È in effetti proprio nell’implementazione di ogni singolo passaggio che la certosina inclusione di superfici eccezionalmente ornate si realizza attraverso lo studio tipico delle statuette risalenti all’epoca di Mohenjo-daro, destinata a evolversi ulteriormente attraverso l’intera epoca antica ed il successivo periodo medievale. Con i soggetti più frequenti che tendono ad includere figure umane in scene di vita quotidiana comunitaria, come pesca, caccia o lavoro nei campi; raffigurazioni di divinità quali Ganesh, Durga e i superni membri della Trimurti da includere nella dotazione dei santuari gudi degli ambienti rurali; o ancora animali dal significato profondamente metaforico, come l’elefante per la forza, il gufo per la vigilanza, la mucca per la stabilità e devozione. Ma anche gioielli, ornamenti, lampade, maniglie o altri oggetti per la casa, come l’immancabile strumento per il taglio della noce di Betel, sostanza imprescindibile per lunghi secoli nella formazione culturale di questi luoghi. Altrettanto interessante, nel nostro discorsivo repertorio, la divisione regionale in diversi stili, con le statuette figurative provenienti dalla parte settentrionale dell’India e Pakistan che si mostrano maggiormente realistiche, armoniose e dettagliate, mentre spostandosi verso sud in Odisha e Jharkhand, i soggetti diventano progressivamente più astratti, immaginifici e dotati di caratteristici arti allungati che evocano l’odierna rappresentazione di creature aliene. Il che non inficia, in alcun modo, l’elevata distinzione estetica e la capacità di affascinare il mondo dei collezionisti internazionali.

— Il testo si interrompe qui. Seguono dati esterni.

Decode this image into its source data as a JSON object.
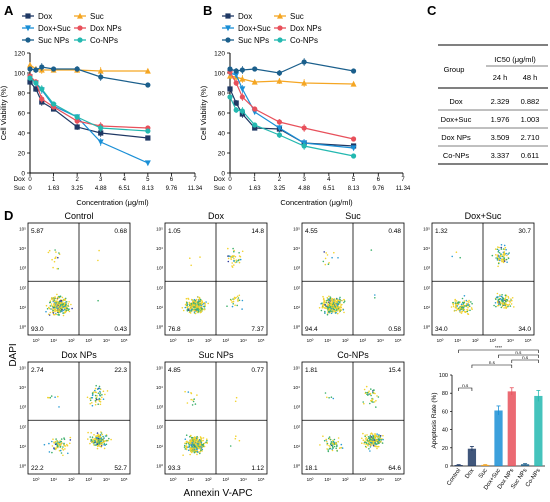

Avendo ormai da tempo trasceso il proprio scopo rituale o tradizionalistico, la tecnica del Dhokra si colloca per questo in larga parte nel problematico settore dell’esportazione di particolari valori verso l’estero inconsapevole, che può portare alla perdita del patrimonio culturale posto alle origini dello stratificato ambito creativo. Altrettanto lesìva alle ragioni dello status quo vigente, l’attuale remunerazione insoddisfacente percepita da un tipico artigiano del settore, spesso sottoposto a volumi di lavoro eccessivi nonché la continuativa respirazione di vapori potenzialmente nocivi, nella più totale assenza di dispostivi di sicurezza personali. Una vita difficile dunque, che non rende sorprendente la maniera in cui gli eredi locali delle tradizioni metallurgiche siano in drastico calo ormai da diverse generazioni, portando al graduale superamento dell’importanza conferita ad una delle tradizioni insostituibili dell’arte popolare indiana. Con ormai pochissime famiglie, depositarie di particolari segreti e tradizioni tramandate, che mantengono viva l’intrinseca energia e dinamismo dell’antichissima danzatrice di Mohenjo-daro. Ed ancorché sia proprio l’attuale regno tecnologico della divulgazione su Internet a offrire una possibile strada per costoro, anche grazie alla vendita attraverso la contemporanea logistica globalizzata, sarebbe utile accompagnare l’obiettivo di rinascita all’appropriata documentazione di contesto. Troppo facile risulta trasformare oggetti dal significato rilevante nell’ennesima, anonima scheggia culturale persa nel giganteggiante gorgo delle informazioni senza un domani.